Transforming growth factor-beta is activated by plasmin and inhibits smooth muscle cell death in human saphenous vein.

The effect of activation of endogenous transforming growth factor-beta (TGF-beta) on smooth muscle cell apoptosis was assessed in human saphenous vein. Segments of human saphenous vein, obtained at the time of bypass graft surgery, were cultured for 14 days. During this time, smooth muscle cells accumulated in the intima as a result of proliferation and migration, partly counterbalanced by apoptotic cell death. Addition of exogenous TGF-beta(1) had no effect on smooth muscle cell proliferation or apoptosis. However, antibody neutralization of endogenous TGF-beta(1) caused significant increases in smooth muscle cell death in the media and intima without any change in proliferation. A plasmin inhibitor (alpha-N-acetyl-L-lysine methyl ester), a specific urokinase-type plasminogen activator (uPA) inhibitor (amiloride) and an anti-catalytic anti-uPA antibody all caused decreases in the tissue content of active TGF-beta and increases in smooth muscle cell death in the media and intima.

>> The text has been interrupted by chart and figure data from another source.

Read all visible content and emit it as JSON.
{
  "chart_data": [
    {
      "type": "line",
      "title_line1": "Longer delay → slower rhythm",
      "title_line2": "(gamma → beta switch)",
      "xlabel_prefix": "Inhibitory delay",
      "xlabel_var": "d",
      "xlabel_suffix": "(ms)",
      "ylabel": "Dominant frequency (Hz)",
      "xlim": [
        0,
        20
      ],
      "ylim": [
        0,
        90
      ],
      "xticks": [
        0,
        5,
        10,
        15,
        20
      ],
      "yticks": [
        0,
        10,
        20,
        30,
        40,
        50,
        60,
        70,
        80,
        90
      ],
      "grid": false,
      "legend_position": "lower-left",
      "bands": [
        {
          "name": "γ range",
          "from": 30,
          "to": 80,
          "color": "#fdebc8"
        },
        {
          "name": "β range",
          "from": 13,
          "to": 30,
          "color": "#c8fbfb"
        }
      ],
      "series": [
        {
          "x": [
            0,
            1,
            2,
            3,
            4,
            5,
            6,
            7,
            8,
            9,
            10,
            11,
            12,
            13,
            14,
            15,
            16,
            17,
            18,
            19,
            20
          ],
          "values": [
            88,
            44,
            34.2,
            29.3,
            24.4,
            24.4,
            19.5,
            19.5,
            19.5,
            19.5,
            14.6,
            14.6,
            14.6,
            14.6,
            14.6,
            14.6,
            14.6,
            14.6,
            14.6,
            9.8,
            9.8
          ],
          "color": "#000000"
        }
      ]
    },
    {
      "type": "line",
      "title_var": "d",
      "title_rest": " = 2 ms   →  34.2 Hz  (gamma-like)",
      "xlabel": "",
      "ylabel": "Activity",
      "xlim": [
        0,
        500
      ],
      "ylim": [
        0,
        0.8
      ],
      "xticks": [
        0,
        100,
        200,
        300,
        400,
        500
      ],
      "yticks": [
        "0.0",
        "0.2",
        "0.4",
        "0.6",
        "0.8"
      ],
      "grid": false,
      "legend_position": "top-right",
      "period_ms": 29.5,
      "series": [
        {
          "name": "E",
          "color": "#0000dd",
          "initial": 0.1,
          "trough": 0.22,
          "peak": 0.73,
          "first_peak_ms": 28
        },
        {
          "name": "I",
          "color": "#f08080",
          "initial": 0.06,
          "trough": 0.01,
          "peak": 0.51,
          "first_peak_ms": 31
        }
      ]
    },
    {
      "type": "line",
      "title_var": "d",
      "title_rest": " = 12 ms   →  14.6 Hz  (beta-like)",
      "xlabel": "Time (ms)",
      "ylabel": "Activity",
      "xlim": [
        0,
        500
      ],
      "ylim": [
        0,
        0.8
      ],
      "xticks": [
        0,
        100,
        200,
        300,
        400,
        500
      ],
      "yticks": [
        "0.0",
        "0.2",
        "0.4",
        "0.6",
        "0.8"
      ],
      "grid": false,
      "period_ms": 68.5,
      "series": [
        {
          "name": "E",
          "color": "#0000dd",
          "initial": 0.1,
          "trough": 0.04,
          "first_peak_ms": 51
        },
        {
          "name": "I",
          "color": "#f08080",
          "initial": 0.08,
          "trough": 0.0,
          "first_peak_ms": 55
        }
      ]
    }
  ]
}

These data suggest that the amount of TGF-beta in human saphenous vein is sufficient, when in the active form, to protect smooth muscle cells against apoptosis. Adding exogenous TGF-beta(1) has no beneficial effect, but decreasing the amount of active TGF-beta causes smooth muscle cells to undergo apoptosis. Plasmin, generated by uPA, appears to be an important activator of endogenous latent TGF-beta.